As the bus brought us down the Champs Elysées, we noticed some aircraft on display, on either side of the street, stretching west from Place de la Concorde.  Brig and I head over there by Metro, and stroll among airplanes, helicopters, and rockets; new and old.  They are calling it "Champs d'Avions," a celebration of 100 years of [French] flight.  More or less 100 years -- they include a reproduction of a man-carrying glider/kite from 1856.  There are a couple of new (to me) aircraft, including one from 1946, the first french jet.

There was a tent pavilion, displaying a couple of guys building an airplane.  The goal is to build this carbon composite bird in 10 days.  They were at the end of their seventh day, and were putting finishing touches on the airframe.  We watched them glue on panels covering the sides of some NACA-style air inlets.  I saw no evidence of lay-up jigs, so I think they're just gluing a kit plane together!

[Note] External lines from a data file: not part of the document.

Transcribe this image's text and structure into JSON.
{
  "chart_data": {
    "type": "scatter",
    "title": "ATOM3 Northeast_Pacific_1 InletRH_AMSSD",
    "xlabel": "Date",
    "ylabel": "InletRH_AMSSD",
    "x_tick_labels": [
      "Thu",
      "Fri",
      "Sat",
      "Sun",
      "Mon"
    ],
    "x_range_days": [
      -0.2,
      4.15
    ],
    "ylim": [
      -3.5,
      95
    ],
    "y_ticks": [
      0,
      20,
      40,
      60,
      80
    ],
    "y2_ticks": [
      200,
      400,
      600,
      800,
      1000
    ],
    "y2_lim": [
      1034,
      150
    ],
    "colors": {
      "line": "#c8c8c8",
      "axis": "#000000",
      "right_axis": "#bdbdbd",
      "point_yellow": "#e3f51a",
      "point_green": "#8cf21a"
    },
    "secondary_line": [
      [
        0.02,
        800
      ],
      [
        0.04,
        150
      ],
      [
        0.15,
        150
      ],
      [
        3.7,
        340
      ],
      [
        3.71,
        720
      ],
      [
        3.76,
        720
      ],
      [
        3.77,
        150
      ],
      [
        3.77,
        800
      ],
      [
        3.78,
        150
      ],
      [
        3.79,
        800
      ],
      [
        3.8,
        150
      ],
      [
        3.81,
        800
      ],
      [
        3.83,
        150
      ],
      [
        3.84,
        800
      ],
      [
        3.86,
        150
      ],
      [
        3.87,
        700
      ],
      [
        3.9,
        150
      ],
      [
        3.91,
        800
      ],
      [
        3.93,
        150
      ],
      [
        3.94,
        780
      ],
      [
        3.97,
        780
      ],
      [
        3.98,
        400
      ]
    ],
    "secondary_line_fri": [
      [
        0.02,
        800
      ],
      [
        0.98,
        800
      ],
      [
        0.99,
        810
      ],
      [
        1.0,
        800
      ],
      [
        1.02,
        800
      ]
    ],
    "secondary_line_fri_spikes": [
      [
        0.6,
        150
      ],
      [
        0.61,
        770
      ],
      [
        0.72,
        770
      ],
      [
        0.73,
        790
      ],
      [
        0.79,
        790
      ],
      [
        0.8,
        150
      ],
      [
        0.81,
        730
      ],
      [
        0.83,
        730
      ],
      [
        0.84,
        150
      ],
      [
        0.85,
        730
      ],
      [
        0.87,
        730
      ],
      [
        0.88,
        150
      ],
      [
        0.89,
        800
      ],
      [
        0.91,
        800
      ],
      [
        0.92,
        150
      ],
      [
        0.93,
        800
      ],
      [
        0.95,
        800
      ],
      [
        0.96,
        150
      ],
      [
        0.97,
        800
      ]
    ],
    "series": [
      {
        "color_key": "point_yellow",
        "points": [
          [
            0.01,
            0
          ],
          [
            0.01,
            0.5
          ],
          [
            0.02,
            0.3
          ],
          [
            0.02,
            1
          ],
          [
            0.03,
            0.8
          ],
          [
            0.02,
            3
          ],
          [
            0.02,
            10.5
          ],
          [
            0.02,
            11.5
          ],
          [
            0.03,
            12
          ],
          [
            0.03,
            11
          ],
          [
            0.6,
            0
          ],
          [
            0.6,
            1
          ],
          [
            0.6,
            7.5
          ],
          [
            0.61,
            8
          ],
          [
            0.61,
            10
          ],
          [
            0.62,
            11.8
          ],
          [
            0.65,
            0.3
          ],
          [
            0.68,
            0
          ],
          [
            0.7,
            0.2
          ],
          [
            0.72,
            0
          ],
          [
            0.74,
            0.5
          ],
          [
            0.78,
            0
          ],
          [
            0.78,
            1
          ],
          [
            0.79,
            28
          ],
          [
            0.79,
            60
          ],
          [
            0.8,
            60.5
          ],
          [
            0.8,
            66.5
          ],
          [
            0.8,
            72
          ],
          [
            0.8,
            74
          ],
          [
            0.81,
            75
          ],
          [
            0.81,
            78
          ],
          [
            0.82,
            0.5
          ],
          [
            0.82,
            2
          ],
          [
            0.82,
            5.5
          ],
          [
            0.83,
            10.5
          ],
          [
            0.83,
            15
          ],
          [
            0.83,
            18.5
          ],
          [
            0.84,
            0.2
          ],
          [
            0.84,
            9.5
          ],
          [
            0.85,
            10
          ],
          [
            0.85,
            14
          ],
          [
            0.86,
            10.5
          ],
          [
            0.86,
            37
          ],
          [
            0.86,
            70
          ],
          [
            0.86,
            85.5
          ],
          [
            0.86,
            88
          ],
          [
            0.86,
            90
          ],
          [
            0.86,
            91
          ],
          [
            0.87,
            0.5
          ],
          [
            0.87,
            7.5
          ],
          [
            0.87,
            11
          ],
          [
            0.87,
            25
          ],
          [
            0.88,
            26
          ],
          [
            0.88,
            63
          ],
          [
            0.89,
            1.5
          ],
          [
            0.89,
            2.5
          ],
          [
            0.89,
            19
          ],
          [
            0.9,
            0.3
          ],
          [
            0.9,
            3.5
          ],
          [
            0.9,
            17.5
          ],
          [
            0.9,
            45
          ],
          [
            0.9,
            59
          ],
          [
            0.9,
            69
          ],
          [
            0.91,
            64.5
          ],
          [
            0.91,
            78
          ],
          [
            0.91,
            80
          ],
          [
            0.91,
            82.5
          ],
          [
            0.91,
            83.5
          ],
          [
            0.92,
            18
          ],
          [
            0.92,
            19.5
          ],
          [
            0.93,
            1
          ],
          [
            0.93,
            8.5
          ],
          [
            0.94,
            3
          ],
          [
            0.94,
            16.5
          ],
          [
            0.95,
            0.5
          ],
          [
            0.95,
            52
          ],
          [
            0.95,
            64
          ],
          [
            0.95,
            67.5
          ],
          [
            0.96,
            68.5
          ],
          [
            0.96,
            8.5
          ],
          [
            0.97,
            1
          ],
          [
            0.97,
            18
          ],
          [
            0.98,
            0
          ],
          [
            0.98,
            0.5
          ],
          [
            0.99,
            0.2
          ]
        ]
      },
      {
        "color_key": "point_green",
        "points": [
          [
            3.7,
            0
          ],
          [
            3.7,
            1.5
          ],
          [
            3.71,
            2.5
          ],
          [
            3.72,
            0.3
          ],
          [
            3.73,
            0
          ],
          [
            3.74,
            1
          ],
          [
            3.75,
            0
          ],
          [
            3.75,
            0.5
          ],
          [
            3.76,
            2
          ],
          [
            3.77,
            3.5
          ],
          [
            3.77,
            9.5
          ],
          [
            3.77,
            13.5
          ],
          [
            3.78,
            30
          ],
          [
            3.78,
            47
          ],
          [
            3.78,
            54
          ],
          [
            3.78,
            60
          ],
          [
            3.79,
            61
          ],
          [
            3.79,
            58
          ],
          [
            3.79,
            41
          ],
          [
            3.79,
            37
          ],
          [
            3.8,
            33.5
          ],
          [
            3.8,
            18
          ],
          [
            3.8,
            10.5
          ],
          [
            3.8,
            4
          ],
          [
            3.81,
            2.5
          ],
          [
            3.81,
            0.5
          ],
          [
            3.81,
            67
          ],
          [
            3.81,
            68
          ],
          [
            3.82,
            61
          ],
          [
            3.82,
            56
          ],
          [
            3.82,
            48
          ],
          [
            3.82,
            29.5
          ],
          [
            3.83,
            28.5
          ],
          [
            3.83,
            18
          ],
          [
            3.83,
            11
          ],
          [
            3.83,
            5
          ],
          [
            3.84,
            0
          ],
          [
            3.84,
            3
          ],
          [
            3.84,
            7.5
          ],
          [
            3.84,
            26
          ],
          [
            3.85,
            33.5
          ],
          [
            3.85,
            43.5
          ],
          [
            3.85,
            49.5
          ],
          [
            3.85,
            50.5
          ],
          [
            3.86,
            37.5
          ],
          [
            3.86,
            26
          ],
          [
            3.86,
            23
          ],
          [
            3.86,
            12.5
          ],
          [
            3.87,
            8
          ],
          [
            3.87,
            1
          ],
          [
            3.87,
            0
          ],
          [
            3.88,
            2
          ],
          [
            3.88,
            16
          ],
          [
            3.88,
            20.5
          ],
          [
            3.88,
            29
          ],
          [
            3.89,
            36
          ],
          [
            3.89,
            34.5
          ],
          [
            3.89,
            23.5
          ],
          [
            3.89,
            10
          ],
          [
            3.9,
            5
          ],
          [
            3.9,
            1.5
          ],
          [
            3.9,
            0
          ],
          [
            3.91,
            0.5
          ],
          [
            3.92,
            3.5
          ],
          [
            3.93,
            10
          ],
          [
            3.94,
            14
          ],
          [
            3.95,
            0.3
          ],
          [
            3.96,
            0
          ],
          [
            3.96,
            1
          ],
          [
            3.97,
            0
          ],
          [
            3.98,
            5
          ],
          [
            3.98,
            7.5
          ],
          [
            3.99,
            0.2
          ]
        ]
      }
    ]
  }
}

Champs D'Avions poster.  This was in most Metro stations.
Champs d'Avions poster.  This was in most Metro stations.
A Rafale fighter mounted on a plinth at end of Champs Elysee.  (Eiffel Tower in background.)
A Rafale fighter mounted on a plinth at end of Champs Elysées.  (Eiffel Tower in background.)
SO 6000 Triton.  France's first jet aircraft.
SO 6000 Triton.  France's first jet aircraft.  (March, 1946)
Operation Champs Elysee.  Building a plane in 10 days.  This is 7th day.
Operation Champs Elysées.  Building a plane in 10 days.  This is 7th day.
Operation Champs Elysee.  A different view of the plane under construction.
Operation Champs Elysées.  A different view of the plane under construction.
Okay, who can identify this jet trainer?
Okay, who can identify this jet trainer?

Back to the hotel, to crash...

By the way, the Paris Metro is cleaner, quieter, prettier, and easier to use than the NYC subway.  The cars ride on tires, with horizontal tire bumpers to minimize swaying.  Stations are well marked with regard to exit locations and train destinations.  There is no smoking in the stations or trains (in Paris?  Impossible!).  There is only one advantage of NYC subways over the Paris Metro:  In New York, the subway cars are mostly air conditioned.  In the summer, in Paris, count on sweating.